やせているので、クールな表情を見てると爬虫類の冷たさを感じました。
60年代の女性の立場というのがパリであってもこのくらいだったのかな?と不思議になりましたが、育ちがいいからというのもあるのか。男はいい気なもんですね。
■優しい医者の夫と不自由ないセレブ生活を送るセブリーヌ(23歳の設定におののく。どう見ても20代後半の落ち着き、さすがフランス女優は貫禄があっていいわ)は、夫との夫婦生活を拒否してます。
とても愛しているけれど、ダメなの・・・と、これは病気であるっていう解釈をしてるみたいですね。ふむ。
ただ、夢や妄想ではメス豚!スベタ!ブルジョワ女!などと、罵られてみたり、夫の手で御者のおっさんたちに鞭打たれて犯されたり。おお、けっこう屈折してそう。
表向きの<上品で美しい貞淑な妻>イメージからの逃亡のように感じたな。セルフイメージを抜け出したい、というもがきのよう。
映像に挟み込まれる彼女の少女時代に、なにやらトラウマの原因がありそうでしたが、そこは一瞬だけで、あまり重視されていません。
■貞淑な妻は、実は高級娼婦だった、というあらすじ説明は違うな。こういう物言いは、男目線かと。
自分の体や自分の官能に気づいていく女性の話として、見ました。貞淑な妻が妄想しててもいいと思うもの。

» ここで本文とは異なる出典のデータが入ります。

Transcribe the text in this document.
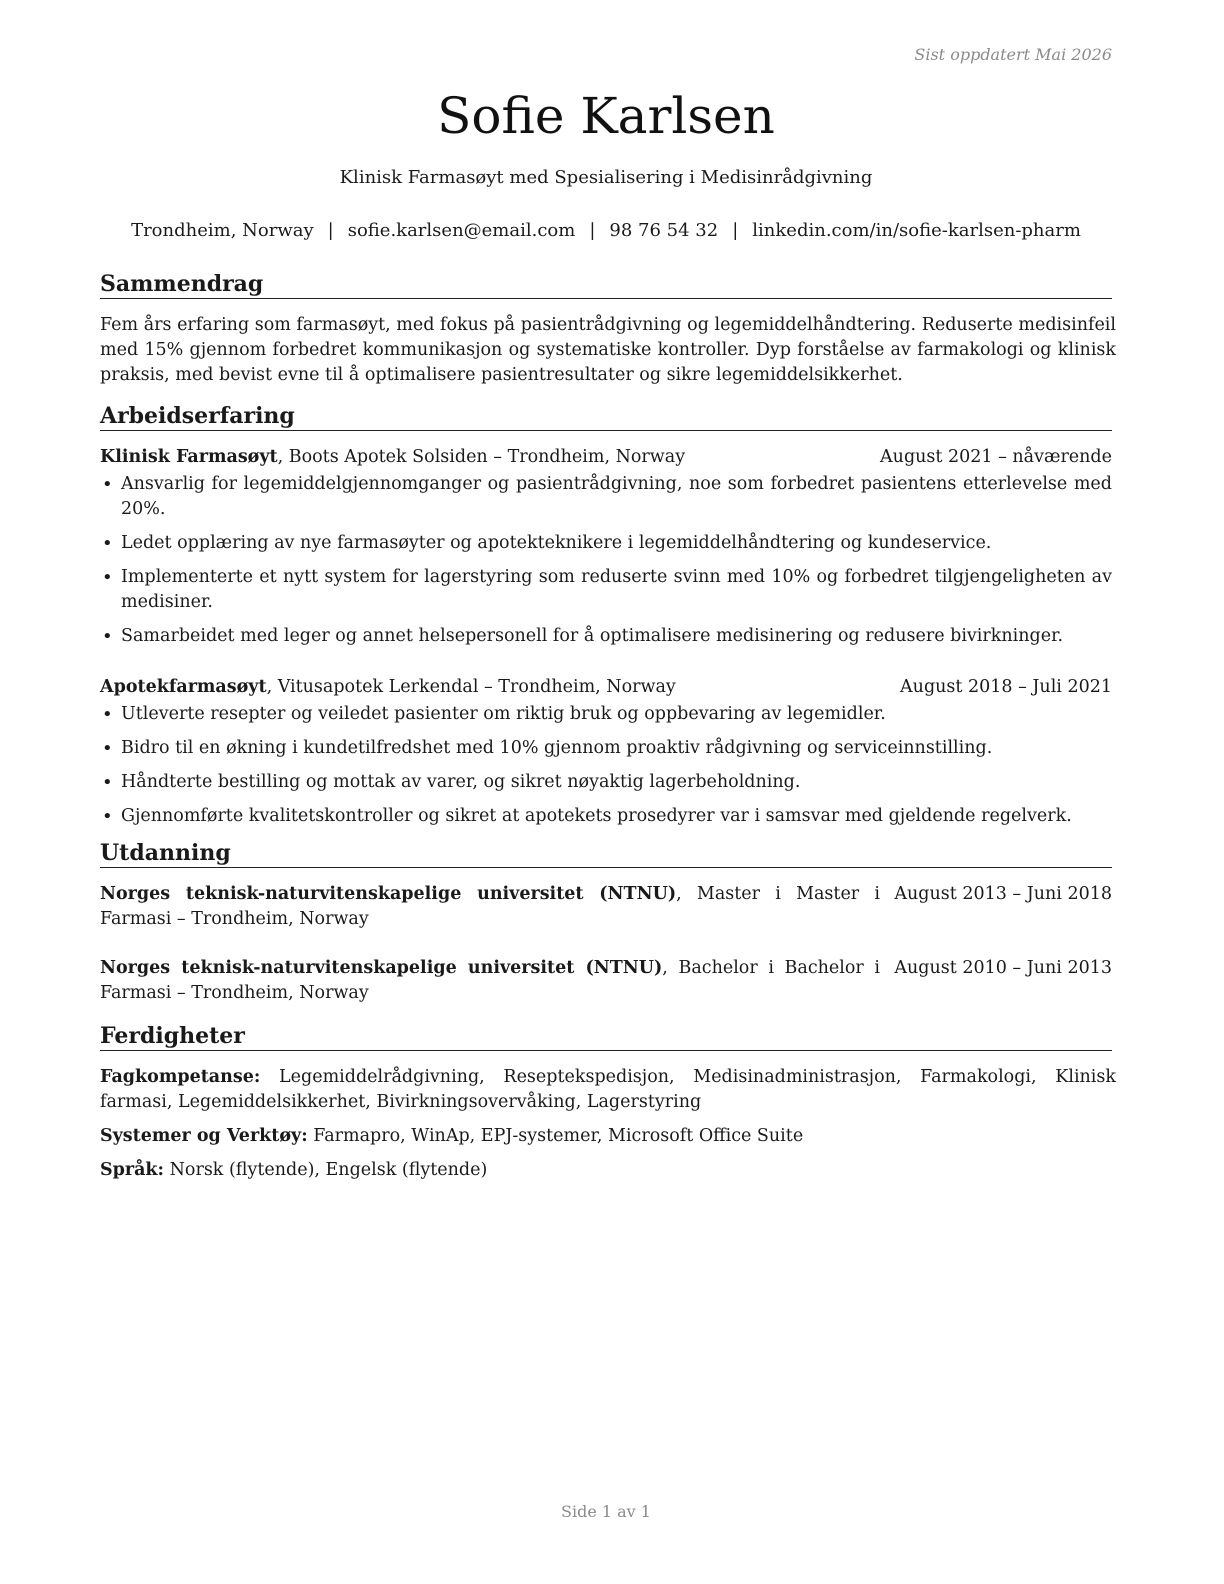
Sist oppdatert Mai 2026
Sofie Karlsen
Klinisk Farmasøyt med Spesialisering i Medisinrådgivning
Trondheim, Norway | sofie.karlsen@email.com | 98 76 54 32 | linkedin.com/in/sofie-karlsen-pharm
Sammendrag

Fem års erfaring som farmasøyt, med fokus på pasientrådgivning og legemiddelhåndtering. Reduserte medisinfeil med 15% gjennom forbedret kommunikasjon og systematiske kontroller. Dyp forståelse av farmakologi og klinisk praksis, med bevist evne til å optimalisere pasientresultater og sikre legemiddelsikkerhet.

Arbeidserfaring
Klinisk Farmasøyt, Boots Apotek Solsiden – Trondheim, Norway	August 2021 – nåværende
• Ansvarlig for legemiddelgjennomganger og pasientrådgivning, noe som forbedret pasientens etterlevelse med 20%.
• Ledet opplæring av nye farmasøyter og apotekteknikere i legemiddelhåndtering og kundeservice.
• Implementerte et nytt system for lagerstyring som reduserte svinn med 10% og forbedret tilgjengeligheten av medisiner.
• Samarbeidet med leger og annet helsepersonell for å optimalisere medisinering og redusere bivirkninger.
Apotekfarmasøyt, Vitusapotek Lerkendal – Trondheim, Norway	August 2018 – Juli 2021
• Utleverte resepter og veiledet pasienter om riktig bruk og oppbevaring av legemidler.
• Bidro til en økning i kundetilfredshet med 10% gjennom proaktiv rådgivning og serviceinnstilling.
• Håndterte bestilling og mottak av varer, og sikret nøyaktig lagerbeholdning.
• Gjennomførte kvalitetskontroller og sikret at apotekets prosedyrer var i samsvar med gjeldende regelverk.
Utdanning
Norges teknisk-naturvitenskapelige universitet (NTNU), Master i Master i Farmasi – Trondheim, Norway
August 2013 – Juni 2018
Norges teknisk-naturvitenskapelige universitet (NTNU), Bachelor i Bachelor i Farmasi – Trondheim, Norway
August 2010 – Juni 2013
Ferdigheter
Fagkompetanse: Legemiddelrådgivning, Reseptekspedisjon, Medisinadministrasjon, Farmakologi, Klinisk farmasi, Legemiddelsikkerhet, Bivirkningsovervåking, Lagerstyring
Systemer og Verktøy: Farmapro, WinAp, EPJ-systemer, Microsoft Office Suite
Språk: Norsk (flytende), Engelsk (flytende)
Side 1 av 1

ラスト、娼婦の彼女に執心して自宅に押しかけて、悪いのは夫だ!と夫を銃で撃ってしまいました。で、犯人は逃走中に警官にみつかってやはり撃たれて死亡。
え??
全身麻痺となった夫を、自宅で甲斐甲斐しい介護をするセブリーヌ。自分のせいでこんなことになったのに、何だか楽しそう。女はコワイ。
ラストの夫の超快復は、彼女の妄想の一部でしょう。今までの妄想には、愛してるはずの夫は登場しなかったので、セブリーヌとしてはやっと夫を受け入れられるようになった、が、遅かった、という皮肉まじりかなと。